Promoting entrepreneurship, combating poverty

Recently, both Bill Gates and the leadership at eBay founder Pierre Omidyar's foundation have come out and made strong calls for philanthropists to break the status quo and invest their charity dollars as the kind of risk capital needed by entrepreneurs globally to fund potentially-transformative social business models. Each points to the catalytic role that philanthropic funding can play in breaking a stifling Catch-22 whereby entrepreneurs need capital to build and test their concepts, but these concepts need to be proven before most serious investors will consider funding them. Nowhere is this problem more acute than in India. Despite the great need – roughly 400 million people live at or below the extreme poverty line – and proliferation of impact funds wanting to invest in new models, investors claim “the supply of entrepreneurs is very low,” and there is a real dearth of investment-ready social businesses. As Omidyar Network’s Managing Director Matt Bannick articulated perfectly, “it is as if impact investors are lined up around the proverbial water pump waiting for the flood of deals, while no one is actually priming the pump!”

How can we - a community committed to real change - prime that pump? What can we do to produce a new crop of entrepreneurs that is ready to tackle stubborn social problems through business solutions?

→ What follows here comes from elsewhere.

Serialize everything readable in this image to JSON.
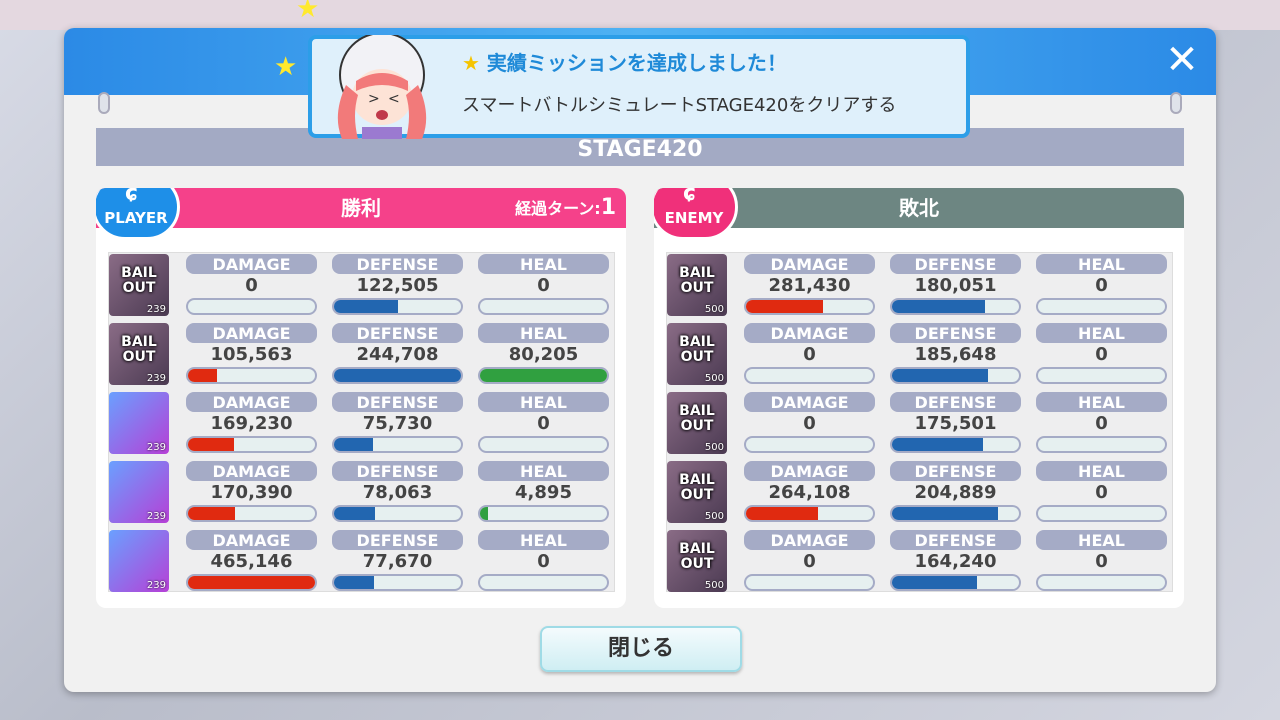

1. Let's commit a certain amount of philanthropic funding to serve as seed capital for early-stage ideas.

Philanthropic capital is the ultimate risk capital -- it can absorb a high amount of uncertainty and help an entrepreneur test what works and what doesn’t. It does not ask for an immediate return, or any return at all. In my personal experience, there is a shortage of “investment-ready” entrepreneurs in India, from the perspective of fund managers requiring market returns, but there is no shortage whatsoever of aspiring entrepreneurs with promising ideas that simply need a runway to test them out. Philanthropic capital, even amounts as low as $5K, can provide this runway and help unlock new business models. By positioning philanthropic capital as an equity investment instead of a simple grant, we open up the possibility of an upside. If the entrepreneur manages to build a profitable and scalable business, our investment would yield returns that would flow right back to the seed fund and be recycled into future investments. As we build up the wins in our portfolio, we would have less and less of a need in future years to raise donor dollars.

2. Let's commit to mentoring new, inexperienced entrepreneurs.

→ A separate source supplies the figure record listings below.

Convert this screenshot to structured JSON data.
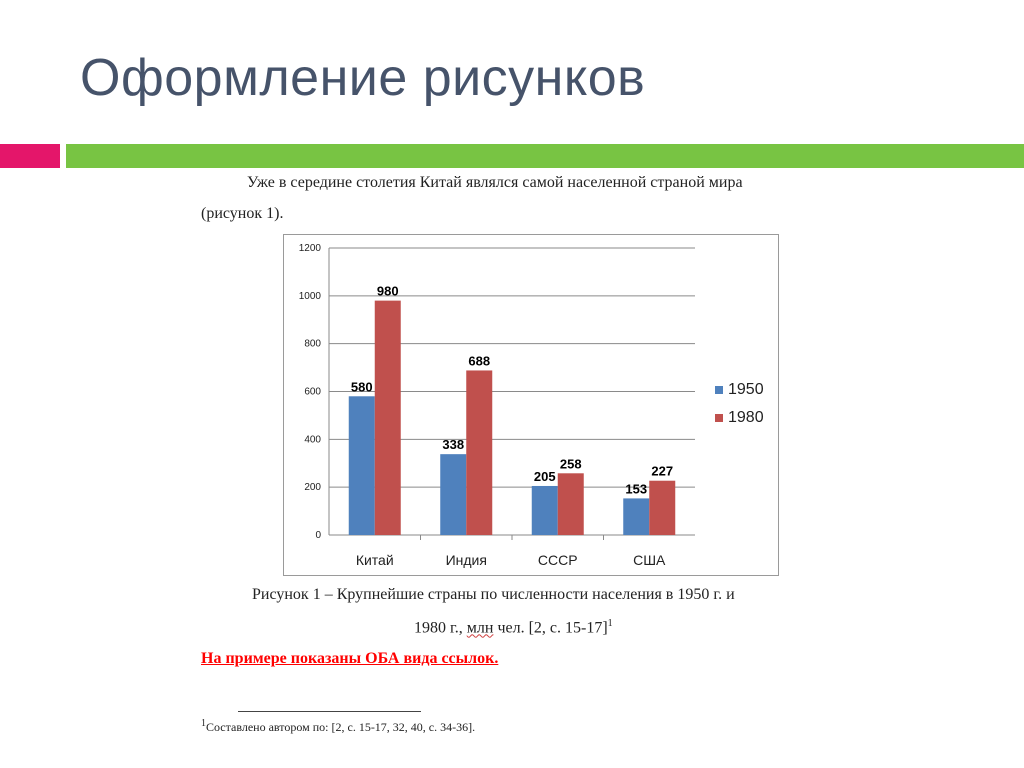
{
  "slide": {
    "title": "Оформление рисунков",
    "accent_colors": {
      "pink": "#e4166a",
      "green": "#78c443"
    }
  },
  "document": {
    "intro_line1": "Уже в середине столетия Китай являлся самой населенной страной мира",
    "intro_line2": "(рисунок 1).",
    "caption_line1": "Рисунок 1 – Крупнейшие страны по численности населения в 1950 г. и",
    "caption_line2_a": "1980 г., ",
    "caption_line2_b": "млн",
    "caption_line2_c": " чел. [2, с. 15-17]",
    "caption_sup": "1",
    "red_note": "На примере показаны ОБА вида ссылок.",
    "footnote_sup": "1",
    "footnote_text": "Составлено автором по: [2, с. 15-17, 32, 40, с. 34-36]."
  },
  "chart_data": {
    "type": "bar",
    "categories": [
      "Китай",
      "Индия",
      "СССР",
      "США"
    ],
    "series": [
      {
        "name": "1950",
        "values": [
          580,
          338,
          205,
          153
        ],
        "color": "#4f81bd"
      },
      {
        "name": "1980",
        "values": [
          980,
          688,
          258,
          227
        ],
        "color": "#c0504d"
      }
    ],
    "ylim": [
      0,
      1200
    ],
    "yticks": [
      0,
      200,
      400,
      600,
      800,
      1000,
      1200
    ],
    "grid": true,
    "legend_position": "right",
    "data_labels": true
  }
}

Entrepreneurs benefit most from the combination of funding plus hands-on business development support. Often times an entrepreneur will know their industry and community well, but may not have other skills such as sophisticated financial modeling or information system development. In addition, entrepreneurs and small-business owners from some of India's poorest communities will have the best relationships with exactly the populations we wish to serve; they do not, however, have MBAs or the polish that venture capitalists wish to see. I have consistently seen that 12 to 18 months of guidance and mentorship dramatically sharpens such an entrepreneur’s business acumen and ability to manage a scaling enterprise. Empowering less obvious entrepreneurs allows them to grow their businesses and create jobs for the poorer populations around them.

3. Let's commit to exchanging best practices and “franchising” the models that work.

The seed funding and mentorship will certainly yield a few promising business models. Given the magnitude of the problem at hand, we need to think creatively about scale and replication. The more we compare notes and openly share our business blueprints, the better our chance of inspiring others to adapt these working models to different customer segments and diverse geographies.